Apricitabine--a novel nucleoside reverse transcriptase inhibitor for the treatment of HIV infection that is refractory to existing drugs

Expert Opin Investig Drugs 2009 Feb;18(2):199-209.PMID:19236266DOI:10.1517/13543780802641337.

Background: Apricitabine (ATC) is a nucleoside reverse transcriptase inhibitor (NRTI) being developed for the treatment of HIV. ATC has promising antiviral activity, including against HIV-1 containing reverse transcriptase mutations that confer resistance to other NRTIs. Objectives: This paper describes the development of ATC, including its in vitro activity, pharmacokinetics and clinical efficacy and safety. Methods: The current literature on ATC was reviewed. Results/conclusions: ATC is a novel deoxycytidine NRTI with good antiviral activity, both in vitro and in treatment-naïve and treatment-experienced HIV-1-infected patients, including those with resistance to other NRTIs. This activity is accompanied by a favourable safety profile and a low propensity to select for resistance. ATC may have a place in the treatment of patients who have failed previous treatment regimens due to the development of NRTI resistance as a replacement for existing drugs.

In vitro interactions between Apricitabine and other deoxycytidine analogues

Antimicrob Agents Chemother 2007 Aug;51(8):2948-53.PMID:17517847DOI:10.1128/AAC.01204-06.
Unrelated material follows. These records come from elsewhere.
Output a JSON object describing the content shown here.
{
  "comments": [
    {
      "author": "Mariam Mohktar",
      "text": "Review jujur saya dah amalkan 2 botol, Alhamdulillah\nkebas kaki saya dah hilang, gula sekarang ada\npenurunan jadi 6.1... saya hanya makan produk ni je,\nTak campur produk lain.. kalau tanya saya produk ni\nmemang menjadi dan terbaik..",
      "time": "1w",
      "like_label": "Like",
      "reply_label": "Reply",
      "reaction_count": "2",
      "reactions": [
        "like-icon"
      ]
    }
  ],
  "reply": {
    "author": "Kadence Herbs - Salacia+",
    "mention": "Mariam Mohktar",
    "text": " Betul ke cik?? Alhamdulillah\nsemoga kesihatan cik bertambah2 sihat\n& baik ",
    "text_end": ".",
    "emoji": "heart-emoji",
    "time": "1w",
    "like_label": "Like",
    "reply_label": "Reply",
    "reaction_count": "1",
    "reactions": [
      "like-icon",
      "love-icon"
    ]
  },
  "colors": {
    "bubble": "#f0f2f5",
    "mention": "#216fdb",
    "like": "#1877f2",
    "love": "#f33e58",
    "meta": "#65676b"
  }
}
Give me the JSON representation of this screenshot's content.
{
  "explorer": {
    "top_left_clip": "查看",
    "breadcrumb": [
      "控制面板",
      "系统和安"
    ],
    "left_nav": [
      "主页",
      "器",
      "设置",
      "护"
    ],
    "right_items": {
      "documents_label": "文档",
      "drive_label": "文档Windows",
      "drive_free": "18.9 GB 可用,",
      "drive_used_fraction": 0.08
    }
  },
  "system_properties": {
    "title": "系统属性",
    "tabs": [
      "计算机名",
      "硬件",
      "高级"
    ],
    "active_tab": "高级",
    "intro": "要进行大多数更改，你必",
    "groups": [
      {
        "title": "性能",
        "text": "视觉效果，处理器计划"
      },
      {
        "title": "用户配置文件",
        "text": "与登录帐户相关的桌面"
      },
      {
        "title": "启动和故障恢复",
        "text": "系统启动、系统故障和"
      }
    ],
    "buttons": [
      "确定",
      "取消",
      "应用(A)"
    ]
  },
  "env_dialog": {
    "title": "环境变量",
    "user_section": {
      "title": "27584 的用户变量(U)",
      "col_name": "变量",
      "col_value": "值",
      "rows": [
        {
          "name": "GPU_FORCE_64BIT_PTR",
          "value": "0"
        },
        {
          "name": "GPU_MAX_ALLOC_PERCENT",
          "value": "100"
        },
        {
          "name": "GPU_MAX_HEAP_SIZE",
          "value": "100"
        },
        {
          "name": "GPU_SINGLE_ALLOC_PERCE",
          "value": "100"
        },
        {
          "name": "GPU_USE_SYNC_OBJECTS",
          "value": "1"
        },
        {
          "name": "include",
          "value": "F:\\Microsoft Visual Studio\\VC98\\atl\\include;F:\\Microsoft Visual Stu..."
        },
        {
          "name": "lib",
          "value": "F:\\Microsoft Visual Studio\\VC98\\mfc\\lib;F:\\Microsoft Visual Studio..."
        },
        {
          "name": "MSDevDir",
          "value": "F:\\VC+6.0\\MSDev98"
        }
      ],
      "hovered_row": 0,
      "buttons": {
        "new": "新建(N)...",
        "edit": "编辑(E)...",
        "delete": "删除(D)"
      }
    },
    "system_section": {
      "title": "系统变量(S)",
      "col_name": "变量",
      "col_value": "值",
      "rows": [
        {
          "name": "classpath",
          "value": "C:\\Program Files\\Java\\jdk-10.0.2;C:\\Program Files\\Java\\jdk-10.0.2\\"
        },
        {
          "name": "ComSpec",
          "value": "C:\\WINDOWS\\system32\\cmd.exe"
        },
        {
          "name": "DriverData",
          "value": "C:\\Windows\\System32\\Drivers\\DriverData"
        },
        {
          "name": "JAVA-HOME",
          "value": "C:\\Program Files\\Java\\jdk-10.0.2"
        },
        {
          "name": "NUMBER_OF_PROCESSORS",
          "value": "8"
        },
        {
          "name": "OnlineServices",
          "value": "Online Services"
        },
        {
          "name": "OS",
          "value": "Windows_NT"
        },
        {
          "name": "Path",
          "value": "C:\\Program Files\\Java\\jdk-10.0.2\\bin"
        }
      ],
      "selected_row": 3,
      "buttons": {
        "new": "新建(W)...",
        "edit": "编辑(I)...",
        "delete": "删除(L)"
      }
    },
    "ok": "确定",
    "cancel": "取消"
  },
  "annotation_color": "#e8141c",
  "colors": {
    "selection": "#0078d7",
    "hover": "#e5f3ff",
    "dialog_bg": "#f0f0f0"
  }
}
Apricitabine is a novel deoxycytidine analogue reverse transcriptase inhibitor that is under development for the treatment of human immunodeficiency virus type 1 (HIV-1) infection. Apricitabine is phosphorylated to its active triphosphate by deoxycytidine kinase, which is also responsible for the intracellular phosphorylation of lamivudine (3TC) and emtricitabine (FTC); hence, in vitro studies were performed to investigate possible interactions between Apricitabine and these agents. Human peripheral blood mononuclear cells (PBMC) were incubated for 24 h with various concentrations of (3)H-labeled or unlabeled Apricitabine, 3TC, or FTC. Intracellular concentrations of parent compounds and their phosphorylated derivatives were measured by high-performance liquid chromatography. In other experiments, viral reverse transcriptase activity was measured in PBMC infected with HIV-1 bearing M184V in the presence of various concentrations of Apricitabine and 3TC. [(3)H]Apricitabine and [(3)H]3TC were metabolized intracellularly to form mono-, di-, and triphosphates. 3TC and FTC (1 to 10 microM) produced concentration-dependent decreases in Apricitabine phosphorylation; in contrast, Apricitabine at concentrations of up to 30 muM had no effect on the phosphorylation of 3TC or FTC. The combination of Apricitabine and 3TC reduced the antiviral activity of Apricitabine against HIV-1: Apricitabine concentrations producing 50% inhibition of viral reverse transcriptase were increased two- to fivefold in the presence of 3TC. These findings suggest that nucleoside reverse transcriptase inhibitors with similar modes of action may show biochemical interactions that affect their antiviral efficacy. It is therefore essential that potential interactions between combinations of new and existing agents be thoroughly investigated before such combinations are introduced into clinical practice.